Currently bringing peak winds of 115 miles per hour, and located Saturday 220 miles south of the Azores Islands off of Portugal, Ophelia is something of an anomaly.
Ophelia was downgraded from a Category 3 to a Category 1 as of Sunday, but it is the furthest east that any Category 3 storm has formed in the Atlantic (the previous eastern-most storm was in 1980), and since 1851, it’s also the farthest northeast any major hurricane has formed.
— Jim Roberts (@nycjim) October 15, 2017
According to CNN, the storm has intensified in a part of the Atlantic that is typically much cooler than where major hurricanes form.
Irish meteorologists are predicting huge waves off of Southern Ireland and significant storm surge that will result in coastal flooding, as swell charts show offshore waves at 42 feet high. So far, the south, southwest and west of the country look like they will bear the brunt of the storm, including counties Waterford, Cork, Kerry, Galway and Mayo.

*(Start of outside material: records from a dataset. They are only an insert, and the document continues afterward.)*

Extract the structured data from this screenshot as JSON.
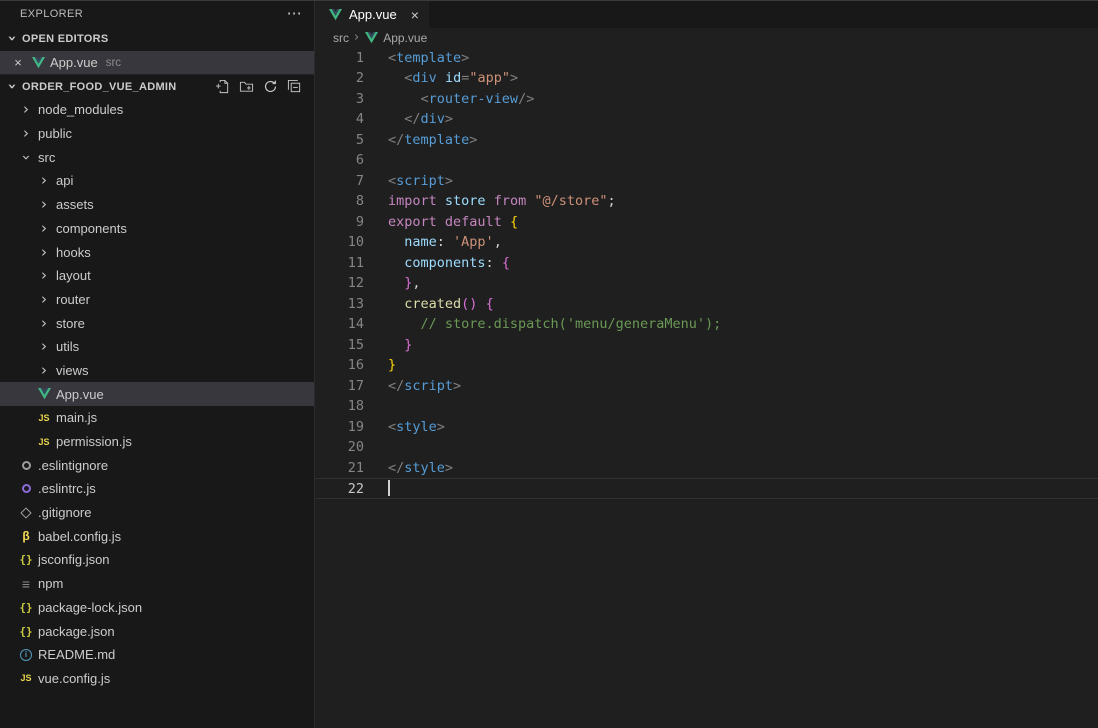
{
  "sidebar": {
    "title": "EXPLORER",
    "title_menu": "⋯",
    "open_editors": {
      "header": "OPEN EDITORS",
      "items": [
        {
          "icon": "vue",
          "label": "App.vue",
          "detail": "src",
          "close": "×",
          "active": true
        }
      ]
    },
    "project": {
      "header": "ORDER_FOOD_VUE_ADMIN",
      "actions": [
        {
          "name": "new-file"
        },
        {
          "name": "new-folder"
        },
        {
          "name": "refresh"
        },
        {
          "name": "collapse-all"
        }
      ]
    },
    "tree": [
      {
        "label": "node_modules",
        "icon": "chevron",
        "indent": 0
      },
      {
        "label": "public",
        "icon": "chevron",
        "indent": 0
      },
      {
        "label": "src",
        "icon": "chevron-down",
        "indent": 0,
        "expanded": true
      },
      {
        "label": "api",
        "icon": "chevron",
        "indent": 1
      },
      {
        "label": "assets",
        "icon": "chevron",
        "indent": 1
      },
      {
        "label": "components",
        "icon": "chevron",
        "indent": 1
      },
      {
        "label": "hooks",
        "icon": "chevron",
        "indent": 1
      },
      {
        "label": "layout",
        "icon": "chevron",
        "indent": 1
      },
      {
        "label": "router",
        "icon": "chevron",
        "indent": 1
      },
      {
        "label": "store",
        "icon": "chevron",
        "indent": 1
      },
      {
        "label": "utils",
        "icon": "chevron",
        "indent": 1
      },
      {
        "label": "views",
        "icon": "chevron",
        "indent": 1
      },
      {
        "label": "App.vue",
        "icon": "vue",
        "indent": 1,
        "selected": true
      },
      {
        "label": "main.js",
        "icon": "js",
        "indent": 1
      },
      {
        "label": "permission.js",
        "icon": "js",
        "indent": 1
      },
      {
        "label": ".eslintignore",
        "icon": "eslint-gray",
        "indent": 0
      },
      {
        "label": ".eslintrc.js",
        "icon": "eslint",
        "indent": 0
      },
      {
        "label": ".gitignore",
        "icon": "git",
        "indent": 0
      },
      {
        "label": "babel.config.js",
        "icon": "babel",
        "indent": 0
      },
      {
        "label": "jsconfig.json",
        "icon": "json",
        "indent": 0
      },
      {
        "label": "npm",
        "icon": "npm",
        "indent": 0
      },
      {
        "label": "package-lock.json",
        "icon": "json",
        "indent": 0
      },
      {
        "label": "package.json",
        "icon": "json",
        "indent": 0
      },
      {
        "label": "README.md",
        "icon": "info",
        "indent": 0
      },
      {
        "label": "vue.config.js",
        "icon": "js",
        "indent": 0
      }
    ]
  },
  "editor": {
    "tab": {
      "icon": "vue",
      "label": "App.vue",
      "close": "×",
      "active": true
    },
    "breadcrumb": {
      "root": "src",
      "separator": "›",
      "file": "App.vue"
    },
    "code": {
      "cursor_line": 22,
      "lines": [
        {
          "n": 1,
          "tokens": [
            [
              "p",
              "<"
            ],
            [
              "tag",
              "template"
            ],
            [
              "p",
              ">"
            ]
          ]
        },
        {
          "n": 2,
          "tokens": [
            [
              "d",
              "  "
            ],
            [
              "p",
              "<"
            ],
            [
              "tag",
              "div"
            ],
            [
              "d",
              " "
            ],
            [
              "attr",
              "id"
            ],
            [
              "p",
              "="
            ],
            [
              "str",
              "\"app\""
            ],
            [
              "p",
              ">"
            ]
          ]
        },
        {
          "n": 3,
          "tokens": [
            [
              "d",
              "    "
            ],
            [
              "p",
              "<"
            ],
            [
              "tag",
              "router-view"
            ],
            [
              "p",
              "/>"
            ]
          ]
        },
        {
          "n": 4,
          "tokens": [
            [
              "d",
              "  "
            ],
            [
              "p",
              "</"
            ],
            [
              "tag",
              "div"
            ],
            [
              "p",
              ">"
            ]
          ]
        },
        {
          "n": 5,
          "tokens": [
            [
              "p",
              "</"
            ],
            [
              "tag",
              "template"
            ],
            [
              "p",
              ">"
            ]
          ]
        },
        {
          "n": 6,
          "tokens": []
        },
        {
          "n": 7,
          "tokens": [
            [
              "p",
              "<"
            ],
            [
              "tag",
              "script"
            ],
            [
              "p",
              ">"
            ]
          ]
        },
        {
          "n": 8,
          "tokens": [
            [
              "kw",
              "import"
            ],
            [
              "d",
              " "
            ],
            [
              "var",
              "store"
            ],
            [
              "d",
              " "
            ],
            [
              "kw",
              "from"
            ],
            [
              "d",
              " "
            ],
            [
              "str",
              "\"@/store\""
            ],
            [
              "d",
              ";"
            ]
          ]
        },
        {
          "n": 9,
          "tokens": [
            [
              "kw",
              "export"
            ],
            [
              "d",
              " "
            ],
            [
              "kw",
              "default"
            ],
            [
              "d",
              " "
            ],
            [
              "b1",
              "{"
            ]
          ]
        },
        {
          "n": 10,
          "tokens": [
            [
              "d",
              "  "
            ],
            [
              "var",
              "name"
            ],
            [
              "d",
              ": "
            ],
            [
              "str",
              "'App'"
            ],
            [
              "d",
              ","
            ]
          ]
        },
        {
          "n": 11,
          "tokens": [
            [
              "d",
              "  "
            ],
            [
              "var",
              "components"
            ],
            [
              "d",
              ": "
            ],
            [
              "b2",
              "{"
            ]
          ]
        },
        {
          "n": 12,
          "tokens": [
            [
              "d",
              "  "
            ],
            [
              "b2",
              "}"
            ],
            [
              "d",
              ","
            ]
          ]
        },
        {
          "n": 13,
          "tokens": [
            [
              "d",
              "  "
            ],
            [
              "fn",
              "created"
            ],
            [
              "b2",
              "()"
            ],
            [
              "d",
              " "
            ],
            [
              "b2",
              "{"
            ]
          ]
        },
        {
          "n": 14,
          "tokens": [
            [
              "d",
              "    "
            ],
            [
              "cm",
              "// store.dispatch('menu/generaMenu');"
            ]
          ]
        },
        {
          "n": 15,
          "tokens": [
            [
              "d",
              "  "
            ],
            [
              "b2",
              "}"
            ]
          ]
        },
        {
          "n": 16,
          "tokens": [
            [
              "b1",
              "}"
            ]
          ]
        },
        {
          "n": 17,
          "tokens": [
            [
              "p",
              "</"
            ],
            [
              "tag",
              "script"
            ],
            [
              "p",
              ">"
            ]
          ]
        },
        {
          "n": 18,
          "tokens": []
        },
        {
          "n": 19,
          "tokens": [
            [
              "p",
              "<"
            ],
            [
              "tag",
              "style"
            ],
            [
              "p",
              ">"
            ]
          ]
        },
        {
          "n": 20,
          "tokens": []
        },
        {
          "n": 21,
          "tokens": [
            [
              "p",
              "</"
            ],
            [
              "tag",
              "style"
            ],
            [
              "p",
              ">"
            ]
          ]
        },
        {
          "n": 22,
          "tokens": [],
          "active": true,
          "cursor": true
        }
      ]
    }
  },
  "colors": {
    "vue_green": "#41b883",
    "selection_bg": "#37373d",
    "sidebar_bg": "#181818",
    "editor_bg": "#1f1f1f",
    "accent_tag": "#569cd6",
    "accent_keyword": "#c586c0",
    "accent_string": "#ce9178",
    "accent_comment": "#6a9955"
  }
}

Swell charts for Monday show massive waves off S Ireland/SW UK. Offshore 13m/42ft waves. Major coastal impacts where exposed to S'ly fetch. pic.twitter.com/23nigMHbC7
— Garry Nicholson (@WeatherEagle) October 14, 2017
“Preparations to protect lives and property should be taken today if possible,” Irish Meteorological service Met Eireann warned. Met Eirann issued its highest level wind warning ahead of the storm.
Ophelia is the sixth major hurricane in the Atlantic this year. The only two years that have seen seven such storms in the Atlantic were 1961 and 2005. The storm is set to be the most severe weather event to hit Ireland since the 1961 hurricane season, when Hurricane Debbie struck Ireland and claimed 15 lives.
The storm is on track to hit Scotland sometime between Monday night and Tuesday morning. All of Ireland’s schools and colleges will be closed Monday as a result of the storm.